Sure, he’s got bad hips, bad ankles, and scrambled eggs between the ears, but that’s just the price you pay for playing a man’s game out there! Beyond the injury history, there’s the strange mismatch of Tua’s lack of arm strength and rotation tanking his downfield velocity with a coach obsessed with throwing the deep ball.

Tua actually has played his best ball when he’s able to go deep, but he doesn’t do so with long-developing play action or seven-step drops. His game is to hit his back foot, grip it, and rip it, using anticipation and pre-snap reads to make decisions fast. If he can read things correctly, it can lead to shots outside the numbers, just getting that ball out early in the play while still in his range.

Tua’s first TD to Tyreek Hill — Kyle Hamilton legitimately has no idea where Hill is until he’s three yards past him.

Marcus Peters also gets out of his backpedal as he’s even with Hill — and y’all know the phrase… pic.twitter.com/tZbvgPIGsm

— Marcel Louis-Jacques (@Marcel_LJ) September 19, 2022

There’s money involved, but you feel there’s a skill set for KOC to develop.

Kirk Cousins

Your mom loves this idea. She always liked Kirk Cousins and thought he was a nice role model for young boys. And you like him too.

Whether it was embracing the Kirko Chainz memes of yesteryear, or you were someone who planted your flag on the pro-Kirk side of the debate, you look back fondly on his tenure in Minnesota. Life seemed better back then, and you like knowing what you’re getting. You’ve seen the marriage between O’Connell and Cousins work once, and you’re convinced it can happen again.

Perhaps unrelated, but you also loved the Thielen trade when it happened last August. (Right there with you, buddy!)

Anthony Richardson

You squint, and you feel like you can see a young Cam Newton. Coincidentally, Richards also squints, because he may or may not have only one eye these days.

Even with both eyes, he was pretty awful in Indianapolis. A change of scenery is necessary if Richardson is ever going to reach the perceived ceiling he had on draft night, but it feels strange to move on from one project just to take on another. Or perhaps worse, have Minnesota’s coaching staff multitasking two projects at once.

Even going back to college, we’ve yet to see extended periods of good play from Anthony Richardson — but those traits are simply too good for you to pass up. He’s got the arm, the size, the speed. There’s just that pesky problem of him being bad at football.

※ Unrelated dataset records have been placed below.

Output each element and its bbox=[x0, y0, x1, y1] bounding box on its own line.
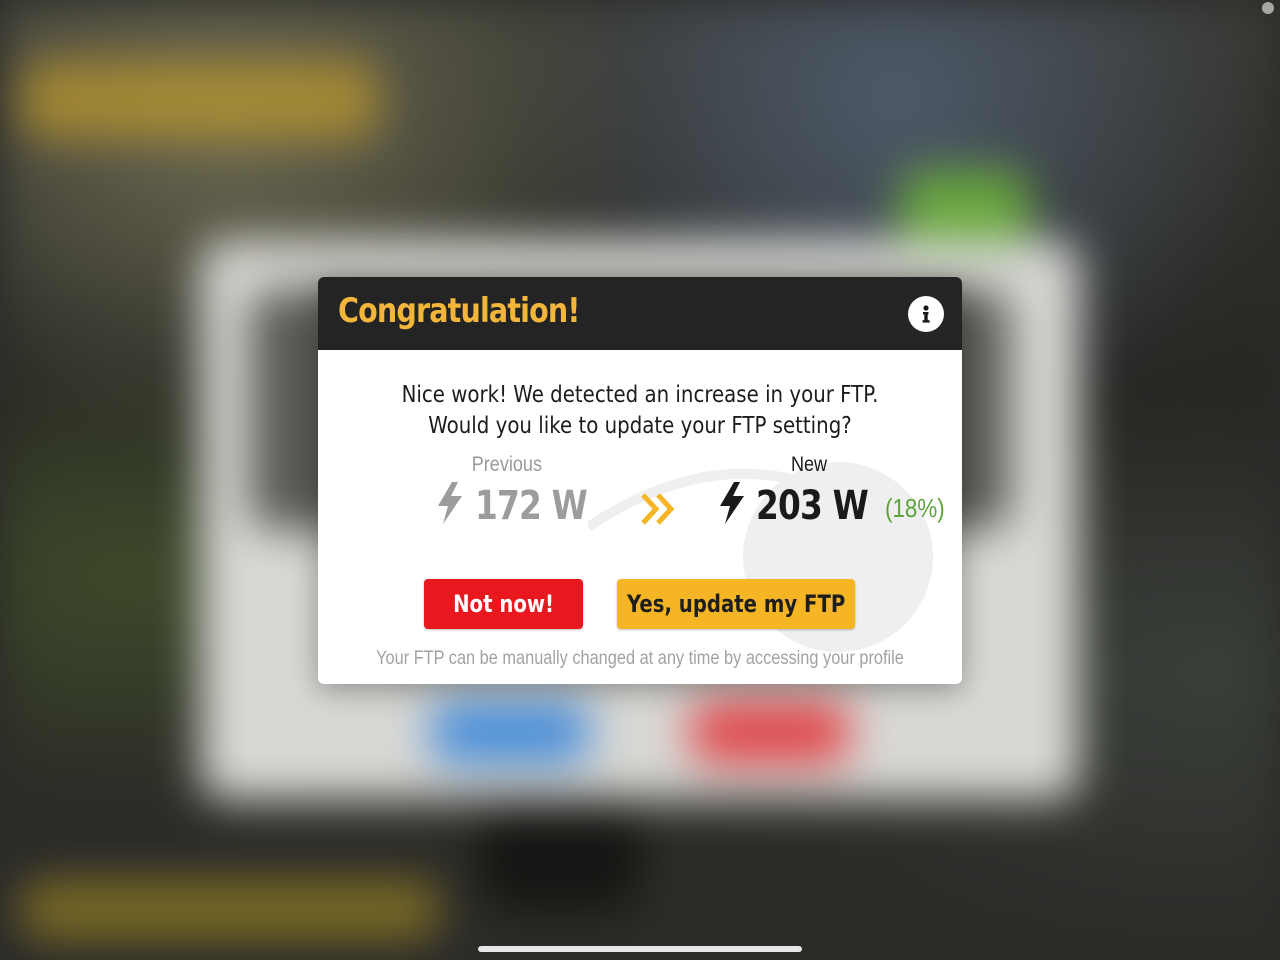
not-now-button-label: Not now! bbox=[453, 590, 554, 618]
message-line: Would you like to update your FTP settin… bbox=[428, 413, 852, 439]
update-ftp-button-label: Yes, update my FTP bbox=[626, 590, 846, 618]
not-now-button[interactable]: Not now! bbox=[424, 579, 583, 629]
update-ftp-button[interactable]: Yes, update my FTP bbox=[617, 579, 855, 629]
background-shape bbox=[480, 800, 640, 910]
background-button bbox=[690, 700, 850, 764]
background-shape bbox=[20, 60, 380, 140]
status-dot bbox=[1262, 2, 1274, 14]
ftp-update-dialog: Congratulation! Nice work! We detected a… bbox=[318, 277, 962, 684]
new-ftp-value: 203 W bbox=[756, 483, 869, 529]
ftp-change-percent: (18%) bbox=[885, 493, 945, 523]
message-line: Nice work! We detected an increase in yo… bbox=[401, 382, 879, 408]
background-shape bbox=[20, 880, 440, 940]
dialog-title: Congratulation! bbox=[338, 291, 580, 331]
dialog-header: Congratulation! bbox=[318, 277, 962, 350]
previous-label: Previous bbox=[471, 453, 542, 476]
new-label: New bbox=[790, 453, 828, 476]
dialog-message: Nice work! We detected an increase in yo… bbox=[363, 380, 917, 442]
lightning-bolt-icon bbox=[720, 482, 744, 524]
home-indicator[interactable] bbox=[478, 946, 802, 952]
info-icon[interactable] bbox=[908, 296, 944, 332]
watermark-logo bbox=[588, 462, 933, 652]
double-chevron-right-icon bbox=[641, 493, 675, 525]
footnote: Your FTP can be manually changed at any … bbox=[376, 648, 904, 669]
lightning-bolt-icon bbox=[438, 482, 462, 524]
background-button bbox=[430, 700, 590, 764]
info-glyph bbox=[922, 305, 930, 323]
previous-ftp-value: 172 W bbox=[475, 483, 588, 529]
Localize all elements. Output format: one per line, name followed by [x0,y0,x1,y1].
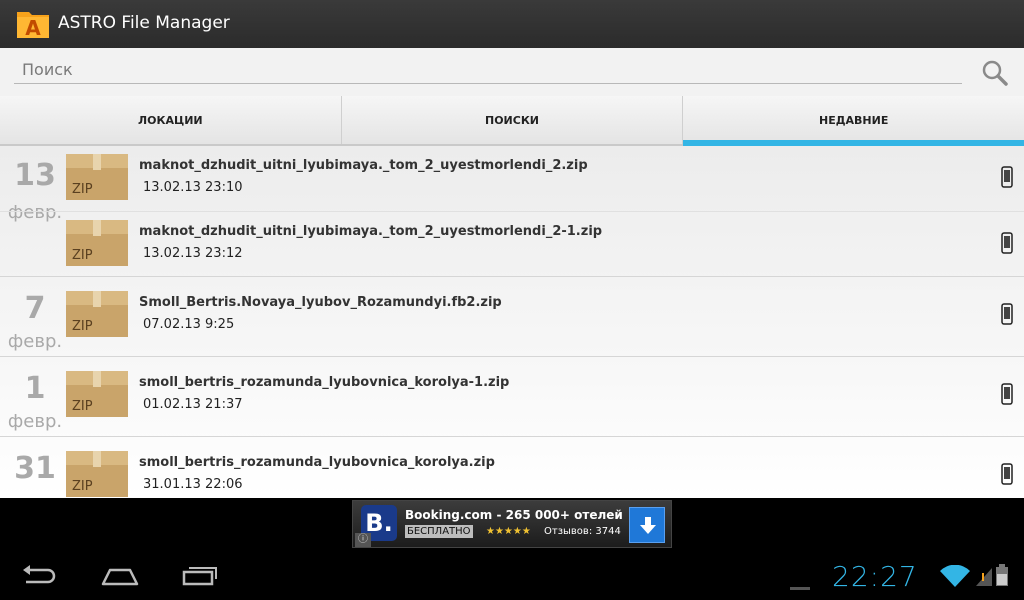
phone-storage-icon [1001,166,1013,188]
file-row[interactable]: ZIP Smoll_Bertris.Novaya_lyubov_Rozamund… [0,283,1024,347]
zip-label: ZIP [72,248,93,263]
wifi-icon [940,564,970,591]
file-date: 01.02.13 21:37 [143,397,243,412]
zip-label: ZIP [72,479,93,494]
tab-recent[interactable]: НЕДАВНИЕ [683,96,1024,146]
file-row[interactable]: ZIP smoll_bertris_rozamunda_lyubovnica_k… [0,363,1024,427]
search-icon[interactable] [980,58,1010,88]
zip-file-icon: ZIP [66,152,128,200]
ad-info-icon[interactable]: ⓘ [355,533,371,547]
zip-file-icon: ZIP [66,449,128,497]
recent-apps-icon[interactable] [180,562,220,588]
ad-free-badge: БЕСПЛАТНО [405,525,473,538]
tab-bar: ЛОКАЦИИ ПОИСКИ НЕДАВНИЕ [0,96,1024,146]
action-bar: A ASTRO File Manager [0,0,1024,48]
ad-title: Booking.com - 265 000+ отелей [405,508,623,522]
file-row[interactable]: ZIP maknot_dzhudit_uitni_lyubimaya._tom_… [0,211,1024,275]
phone-storage-icon [1001,303,1013,325]
file-name: smoll_bertris_rozamunda_lyubovnica_korol… [139,375,510,390]
file-date: 07.02.13 9:25 [143,317,235,332]
ad-rating-stars: ★★★★★ [486,526,531,537]
file-date: 31.01.13 22:06 [143,477,243,492]
file-name: maknot_dzhudit_uitni_lyubimaya._tom_2_uy… [139,224,603,239]
date-group: 31 ZIP smoll_bertris_rozamunda_lyubovnic… [0,437,1024,498]
phone-storage-icon [1001,383,1013,405]
ad-reviews: Отзывов: 3744 [544,526,621,537]
file-row[interactable]: ZIP maknot_dzhudit_uitni_lyubimaya._tom_… [0,146,1024,210]
date-group: 1 февр. ZIP smoll_bertris_rozamunda_lyub… [0,357,1024,437]
ad-banner[interactable]: B. ⓘ Booking.com - 265 000+ отелей БЕСПЛ… [352,500,672,548]
download-icon[interactable] [629,507,665,543]
zip-label: ZIP [72,319,93,334]
signal-off-icon [976,568,992,590]
file-name: smoll_bertris_rozamunda_lyubovnica_korol… [139,455,495,470]
home-icon[interactable] [100,562,140,588]
zip-file-icon: ZIP [66,369,128,417]
zip-label: ZIP [72,399,93,414]
logo-letter: A [25,16,41,40]
status-clock[interactable]: 22:27 [832,560,918,593]
zip-label: ZIP [72,182,93,197]
app-title: ASTRO File Manager [58,13,230,33]
tab-searches[interactable]: ПОИСКИ [342,96,684,144]
date-group: 13 февр. ZIP maknot_dzhudit_uitni_lyubim… [0,146,1024,277]
search-bar [0,48,1024,96]
back-icon[interactable] [20,562,60,588]
date-group: 7 февр. ZIP Smoll_Bertris.Novaya_lyubov_… [0,277,1024,357]
phone-storage-icon [1001,463,1013,485]
file-name: maknot_dzhudit_uitni_lyubimaya._tom_2_uy… [139,158,588,173]
zip-file-icon: ZIP [66,218,128,266]
notification-dash-icon[interactable] [790,576,810,595]
recent-files-list[interactable]: 13 февр. ZIP maknot_dzhudit_uitni_lyubim… [0,146,1024,498]
phone-storage-icon [1001,232,1013,254]
tab-locations[interactable]: ЛОКАЦИИ [0,96,342,144]
file-date: 13.02.13 23:10 [143,180,243,195]
file-name: Smoll_Bertris.Novaya_lyubov_Rozamundyi.f… [139,295,502,310]
astro-folder-icon[interactable]: A [15,6,51,40]
zip-file-icon: ZIP [66,289,128,337]
search-input[interactable] [14,56,962,84]
file-row[interactable]: ZIP smoll_bertris_rozamunda_lyubovnica_k… [0,443,1024,498]
battery-icon [996,564,1008,590]
file-date: 13.02.13 23:12 [143,246,243,261]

You can fix him, though, if he just gives you a chance.

Derek Carr

You’re wrong. Pick a new one.

J.J. McCarthy 

You don’t give up. You refuse to let the Vikings organization become the Cleveland Browns, cycling through quarterbacks without allowing them to truly develop. J.J. McCarthy reviving his career elsewhere, Sam Darnold-style, would haunt you forever.

You likely staked your claim on McCarthy early in the process, whether it was defending the pick on draft night or fighting against McCarthy’s meme-ification this past season. You’re convinced there’s still something there, and think the organizational scapegoating over a 23-year-old’s struggles 10 games into his career is embarrassing.

You might be able to convince yourself that the team needs a QB2 upgrade over the likes of Carson Wentz, but moving on from McCarthy feels like betrayal and cowardice. Your lucky number is 9.

Who you pick says a lot about you

However, things shake out with the Vikings QB situation, I see where you’re coming from. (Unless you’re a Derek Carr advocate; in that case, what are you doing?) That subjectivity is what makes sports great. And no matter how vehemently I disagree with you, I’ll do my best to see how you came to that opinion.

The scary thing is, if we can all disagree this much, imagine what the opinions are like inside the Vikings front office right now, especially amidst the power vacuum in the wake of Kwesi Adofo-Mensah’s firing.

All this conjecture and speculation is subjective. Whether or not any of these ideas work out, and the Vikings manage to win football games in 2026, will become very much an objective fact starting in September.